Caster<9331> announced its financial results for the fiscal year ending August 2024 on the 11th. The revenue was 4.44 billion yen, operating loss was 0.151 billion yen, ordinary loss was 0.158 billion yen, and net loss attributable to the parent company shareholders was 0.217 billion yen. Since they have been preparing consolidated financial statements from the fiscal year ending August 2024, the year-on-year changes compared to the fiscal year ending August 2023 are not provided.

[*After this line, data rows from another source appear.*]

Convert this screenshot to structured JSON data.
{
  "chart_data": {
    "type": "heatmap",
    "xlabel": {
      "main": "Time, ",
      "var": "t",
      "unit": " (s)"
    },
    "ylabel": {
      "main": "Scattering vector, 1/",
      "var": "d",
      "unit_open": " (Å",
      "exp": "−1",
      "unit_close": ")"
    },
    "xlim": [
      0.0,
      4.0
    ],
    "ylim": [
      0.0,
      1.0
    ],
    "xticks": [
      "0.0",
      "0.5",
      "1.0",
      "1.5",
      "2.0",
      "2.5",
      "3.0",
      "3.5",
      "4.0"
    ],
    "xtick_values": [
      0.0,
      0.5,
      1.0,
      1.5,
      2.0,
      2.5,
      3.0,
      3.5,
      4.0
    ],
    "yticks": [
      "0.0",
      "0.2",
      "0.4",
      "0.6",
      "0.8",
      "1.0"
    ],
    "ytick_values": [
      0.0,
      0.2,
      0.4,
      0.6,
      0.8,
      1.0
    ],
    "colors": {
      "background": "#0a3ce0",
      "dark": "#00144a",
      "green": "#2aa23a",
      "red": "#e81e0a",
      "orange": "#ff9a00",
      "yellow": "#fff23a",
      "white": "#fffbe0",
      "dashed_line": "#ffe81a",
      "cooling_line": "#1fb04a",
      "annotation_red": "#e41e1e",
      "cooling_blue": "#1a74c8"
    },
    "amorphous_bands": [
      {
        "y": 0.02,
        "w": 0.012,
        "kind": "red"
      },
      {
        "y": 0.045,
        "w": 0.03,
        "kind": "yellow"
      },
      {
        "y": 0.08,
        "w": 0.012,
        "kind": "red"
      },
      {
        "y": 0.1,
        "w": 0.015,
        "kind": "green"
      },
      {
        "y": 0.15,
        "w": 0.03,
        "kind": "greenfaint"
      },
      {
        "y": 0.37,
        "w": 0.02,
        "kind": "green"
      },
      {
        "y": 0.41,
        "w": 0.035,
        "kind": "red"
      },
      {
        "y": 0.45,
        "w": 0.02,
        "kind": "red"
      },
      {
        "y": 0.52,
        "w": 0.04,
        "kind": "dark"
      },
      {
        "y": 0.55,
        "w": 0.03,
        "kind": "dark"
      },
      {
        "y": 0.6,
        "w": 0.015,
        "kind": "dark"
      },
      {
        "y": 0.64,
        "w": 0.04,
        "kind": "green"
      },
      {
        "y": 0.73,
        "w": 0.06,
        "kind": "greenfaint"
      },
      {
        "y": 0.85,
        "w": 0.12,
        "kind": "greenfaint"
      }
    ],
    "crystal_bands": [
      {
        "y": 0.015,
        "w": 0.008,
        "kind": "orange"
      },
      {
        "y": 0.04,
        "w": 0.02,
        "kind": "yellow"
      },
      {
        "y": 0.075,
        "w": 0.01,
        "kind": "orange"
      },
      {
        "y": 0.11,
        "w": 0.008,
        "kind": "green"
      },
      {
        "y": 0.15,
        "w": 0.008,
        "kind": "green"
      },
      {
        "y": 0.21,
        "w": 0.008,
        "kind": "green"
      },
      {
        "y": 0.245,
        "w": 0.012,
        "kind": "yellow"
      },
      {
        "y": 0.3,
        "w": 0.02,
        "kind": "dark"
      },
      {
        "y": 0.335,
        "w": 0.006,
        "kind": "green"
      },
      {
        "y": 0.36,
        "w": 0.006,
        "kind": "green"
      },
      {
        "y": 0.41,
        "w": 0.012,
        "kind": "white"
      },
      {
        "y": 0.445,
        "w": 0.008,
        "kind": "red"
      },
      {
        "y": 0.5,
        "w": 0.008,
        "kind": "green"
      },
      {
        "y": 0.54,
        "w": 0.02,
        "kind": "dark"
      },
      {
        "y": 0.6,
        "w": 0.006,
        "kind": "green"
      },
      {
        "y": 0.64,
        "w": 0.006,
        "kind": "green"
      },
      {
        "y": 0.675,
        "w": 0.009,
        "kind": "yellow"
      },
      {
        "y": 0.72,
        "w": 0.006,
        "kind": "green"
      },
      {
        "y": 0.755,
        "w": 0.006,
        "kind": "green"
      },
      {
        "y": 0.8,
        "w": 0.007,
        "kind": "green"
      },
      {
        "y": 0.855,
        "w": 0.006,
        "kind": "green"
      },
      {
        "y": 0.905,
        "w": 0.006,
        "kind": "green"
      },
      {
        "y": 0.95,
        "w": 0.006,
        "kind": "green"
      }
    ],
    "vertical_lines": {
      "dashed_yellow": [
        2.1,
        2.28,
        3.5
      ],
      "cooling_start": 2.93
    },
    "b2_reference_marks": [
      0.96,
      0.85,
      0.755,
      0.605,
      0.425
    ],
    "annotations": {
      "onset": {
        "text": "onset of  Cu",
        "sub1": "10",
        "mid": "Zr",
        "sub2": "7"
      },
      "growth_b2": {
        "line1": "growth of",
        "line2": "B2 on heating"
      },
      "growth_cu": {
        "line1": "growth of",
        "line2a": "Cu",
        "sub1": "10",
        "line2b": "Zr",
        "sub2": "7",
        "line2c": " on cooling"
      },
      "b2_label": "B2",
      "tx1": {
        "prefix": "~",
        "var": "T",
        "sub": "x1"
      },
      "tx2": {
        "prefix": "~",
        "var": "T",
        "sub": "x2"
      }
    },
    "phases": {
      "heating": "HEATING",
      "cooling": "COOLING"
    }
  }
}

The revenue from the WaaS business was 3.597 billion yen, with segment profit (operating profit) of 0.852 billion yen. The number of customer companies using their services has increased mainly due to the decreasing cancellation rate resulting from on-site efforts, and consequently, revenue has been steadily increasing. In terms of expenses, they have been making continuous advertising investments through web advertising, implementing strict production management for profit generation, and reviewing various expenses.
The revenue from other businesses was 0.843 billion yen, with segment loss (operating loss) of 0.27 billion yen. Due to a decrease in the number of operating staff for remote dispatch, the revenue has slightly decreased. Additionally, for the overseas business, the impact of global inflation causing wage increases led to difficulties in talent acquisition, preventing the expected business expansion. As a result, continued cost contributions have been necessary, leading to the decision to close the Dubai and Germany branches.
Regarding the full-year consolidated performance forecast for the fiscal year ending August 2025, they expect revenue to increase by 13.4% compared to the previous period, reaching 5.037 billion yen. The operating profit is forecasted to be 0.01 billion yen, with an ordinary loss of 0.018 billion yen, and a net loss attributable to the parent company shareholders of 0.013 billion yen.